Hailie Moore (center left) and Haley Wegener (center right) pictured standing with two other volunteers for the Campus Sustainability Month Celebration.

Erik Evans, a senior in marketing, and Evan Baker, a sophomore in environmental science, were at the celebration to promote Iowa State’s Adventure Programs.

“And one of the things we’re currently working on is bringing back the bike program, which is a great way to be sustainable, especially here on campus,” Baker said. “So, just by having that resource, it’s really useful since a lot of people bike around here.”

The Adventure Program includes activities like rock climbing, equipment rentals and even workshops to help students develop skills around outdoor activities.

“It’s a program that’s coming back now too, so we’re just trying to get out and inform people that it’s a program that we used to have, like, two years ago,’ Evans said. “We’re bringing it back and put out new announcements, trying to get people back on bikes and show our program that we can repair people’s bikes and get it back running.”

Several members of the Hindu Yuva student organization were present at the celebration to share their cultural connection to sustainability.

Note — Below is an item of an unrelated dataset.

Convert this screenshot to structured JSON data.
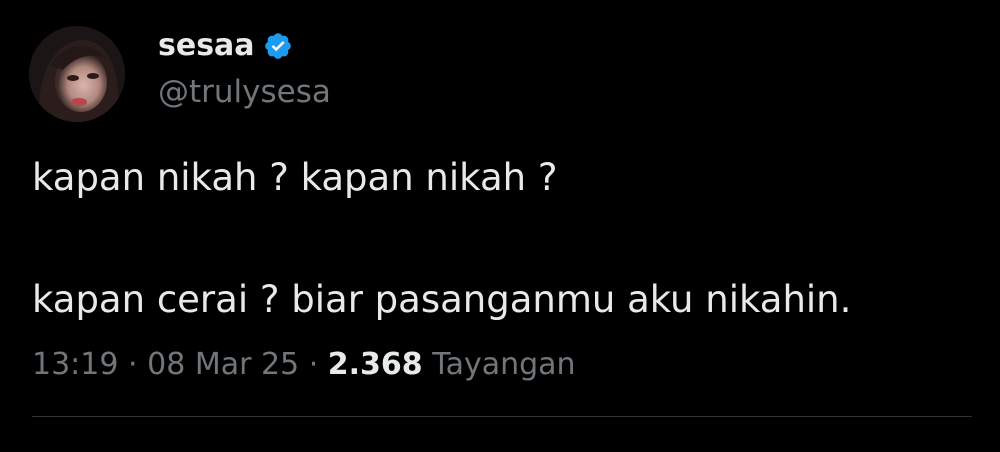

Rakesh Maddineni, a research assistant in the department of electrical and computer engineering, said that Hinduism places a large importance on coexisting with nature.

“I feel like we are taking so much from nature, and you’re not giving it time to heal, or you’re not giving back enough,” Maddineni said. “So, I hope, listening to these, people will put conscious effort in that and maybe put more effort into helping nature to grow by itself because we should coexist; we cannot exist without nature, and It cannot exist without us.”

Steve Kohtz, the recycling and special events coordinator for Facilities Planning and Management, was at the celebration to spread awareness of Iowa State’s recycling program.

“I’m helping people understand how to boss their toss,” Kohtz said. “This year’s campaign is boss your toss; the idea is you’re in charge of which way you throw your waste, if you throw it to the landfill or if you throw it to the recycling.”

Kohtz said there are a lot of misperceptions about how recycling works at Iowa State; many people are confused about which plastics are recyclable and whether or not recycled waste is even really recycled at Iowa State.

“Our landfill is filling up way too fast,” Kohtz said. “They dug the last hole at the county landfill, and it’s supposed to take about 20 years to fill, but the last hole they dug seven years ago is full, so hopefully, we’re changing our ways, but that’s the consumer world we live in.”

Kohtz said one important thing to note is that recyclables stained with grease or other wastes can not be recycled and will contaminate entire bins’ worth of recyclable materials.

“Plastics are easiest,” Kohtz said. “If you can twist the top and twist the top off, the lid and the plastic container can go on recycling. There are other plastics that go in too, but the easiest to remember is if it twists off, it’s the best and most coveted of plastics that we can recycle.”

Spencer Giddings, a senior in environmental science, and Maithilee Bahirat, a sophomore in environmental science, were at the event representing Student Government and promoting some of the programs funded through the Green Initiatives Fund.

“We’re working with the Green Initiatives Fund, which is basically funding for student organizations, campus organizations, clubs on campus to get funding for sustainability projects,” Giddings said. “So, if they have a project that we’re working on and relates to sustainability, they can apply for funding from the Green Initiatives fund.”